One consequence of Brexit is the end of the “one stop shop” of European Commission (“Commission”) merger control from 1 January 2021, under which large scale European mergers fell under the exclusive jurisdiction of the Commission, subject to various referral mechanisms to and from member states. Arguably, this is already impacting merger control assessments. For example, the Commission has agreed to the Competition Market Authority’s (“CMA”) request to take over the investigation of the Virgin/O2 merger. The Parties have asked the CMA to fast track the merger to in-depth Phase 2 review, and the CMA has stated that it is likely to accept this request.
A further factor influencing the importance of UK merger control is the CMA’s willingness to intervene in mergers whose centre of gravity is outside the UK, with its recent prohibition of the Sabre/Fairlogix merger illustrating this point well. The CMA’s decision has been appealed to the Competition Appeal Tribunal, and it was particularly noteworthy that the CMA’s decision was reached two days after a US court dismissed a lawsuit from the US Department of Justice seeking to block the merger.
So what should the merging parties expect from an e-discovery perspective from the CMA’s investigation process?
The CMA’s draft revised Merger Assessment Guidelines, which were published for consultation on 17 November 2020, clearly indicate that the CMA may attach considerable weight to internal documents to assess all aspects of the competitive effects of mergers.
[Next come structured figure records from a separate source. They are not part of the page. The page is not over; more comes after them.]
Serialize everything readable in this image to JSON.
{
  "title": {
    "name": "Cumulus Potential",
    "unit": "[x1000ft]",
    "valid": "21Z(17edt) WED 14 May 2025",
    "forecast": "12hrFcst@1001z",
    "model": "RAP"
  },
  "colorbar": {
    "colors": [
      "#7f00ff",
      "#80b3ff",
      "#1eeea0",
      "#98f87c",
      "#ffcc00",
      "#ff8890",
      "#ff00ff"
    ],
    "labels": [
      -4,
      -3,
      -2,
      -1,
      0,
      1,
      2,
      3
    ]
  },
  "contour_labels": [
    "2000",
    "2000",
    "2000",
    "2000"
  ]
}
This is in line with the CMA’s recent practice and has a range of implications.
First, in some cases, it will be important for the parties and their advisors to consider document reviews early on in the appraisal of mergers that might be problematic. Such evidence might make a real difference to outcomes.
Second, it may well be important to contextualise documents, not just identify them. For example, who is producing, receiving and acting on the documents in question – do they reflect decision making, or merely aspirations, and how well informed are they? Why are certain competitors monitored and not others? Does this reflect ancient history or which rivals are most visible or provide an easy way of proxying market wide conditions? Do recent documents suggest any changes in competitive conditions compared with documents from 3-5 years ago?
In this regard, visualising documents and document distribution patterns within a company and how these may change over time may be very useful for understanding the messages that should be drawn from internal documents.
Third, it can be important to consider the actual behaviour of parties alongside documentary evidence. For example, documents suggesting that a firm monitors certain rivals might not mean that this influences the firm’s behaviour, such as seeking to match their prices.
Fourth, given the wide range of documents that may need to be reviewed, it is also important to consider how this is best done. In our experience, the CMA generally prefers a more targeted disclosure, in contrast with the European Commission's preference to see all non-privileged results of wide-ranging searches, particularly in Phase 2 mergers. The former approach requires a more laborious review process.
Given the potential volume of information that can be generated in such matters, we would therefore expect to see certain useful approaches continue to gain traction:
a. Some merging parties will choose to work with a single provider who will help them with the review process, thereby benefiting from economies of scale and ensuring that consistent approaches are adopted. With separate counsel and the appropriate use of information barriers, this approach is often sensible and effective;
b. The parties may negotiate more routinely with the CMA to reduce their review burden, such as by seeking approval to implement machine learning strategies to accelerate the review process, and potentially improve its quality as well. On a number of cases the CMA has proved to be sophisticated on the topic of analytics, and it seems reasonable that well-reasoned proposals to modernise this process will be accepted. We would also expect the European Commission’s approach to evolve over time.
UK merger control will evolve post-Brexit and we expect e-discovery will evolve with it. Merging parties and their advisors need to plan for this.